The project will rely predominantly on visualisations of health and body rhythms and these images will be the bulk of my non-written research data. As non-written work, my main challenge will be to bring these images and my written interpretations and presentations together into my PhD thesis. I would like to bring these two aspects of my research into one space through a gallery or museum exhibition, either online or offline. And to present my thesis or use parts of my thesis as an accompanying (digital) exhibition catalogue.
However, as my research is predominantly anthropological in nature, with participant-observation and interviews as my main method, I am struggling to figure out how to present my material as an exhibition and whether or not it would ‘qualify’ as a PhD presentation. Both methods, participant-observation and interviews, are non-visual forms of methodology and allow very little audio-visual expressions by participants themselves. I am the research foci point and the main producer of written-oriented materials. Therefore, my main struggle at the moment is to find or develop a method or tool that will accommodate the visual nature of my research. Currently, I am exploring using an app called ‘EthnoAlly’ and ask participants to themselves be in charge of the audio-visual material gathering alongside me.

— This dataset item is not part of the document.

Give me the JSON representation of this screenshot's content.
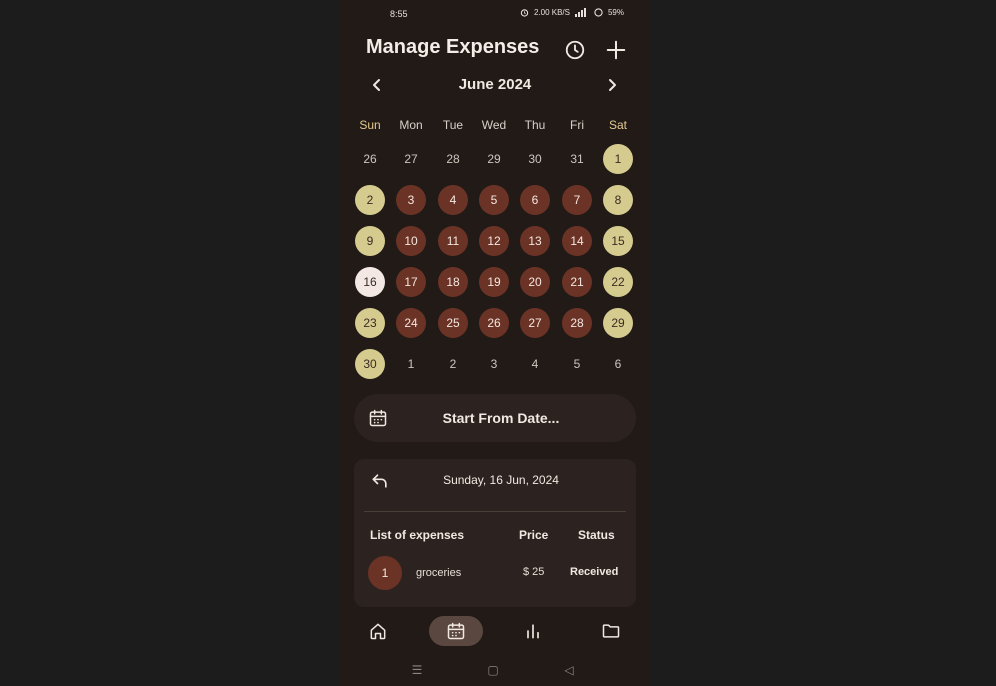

The literature of this course already helped me to see that part of my methodological and presentational issues stem from a particular way of working within the anthropological discipline and that I will need to work cross-disciplinary with the humanities to overcome current anthropological pitfalls in regard to images. I have not had a change to extensively explore methodologies and theoretical perspectives from the humanities, and art or practice-based research is even newer to me. I therefore wish to gain a deeper understanding of both aspects through this workshop. In addition, I hope to walk away with a clear idea of what additional methods I will implement during my fieldwork and how I will present them afterwards as part of my PhD thesis.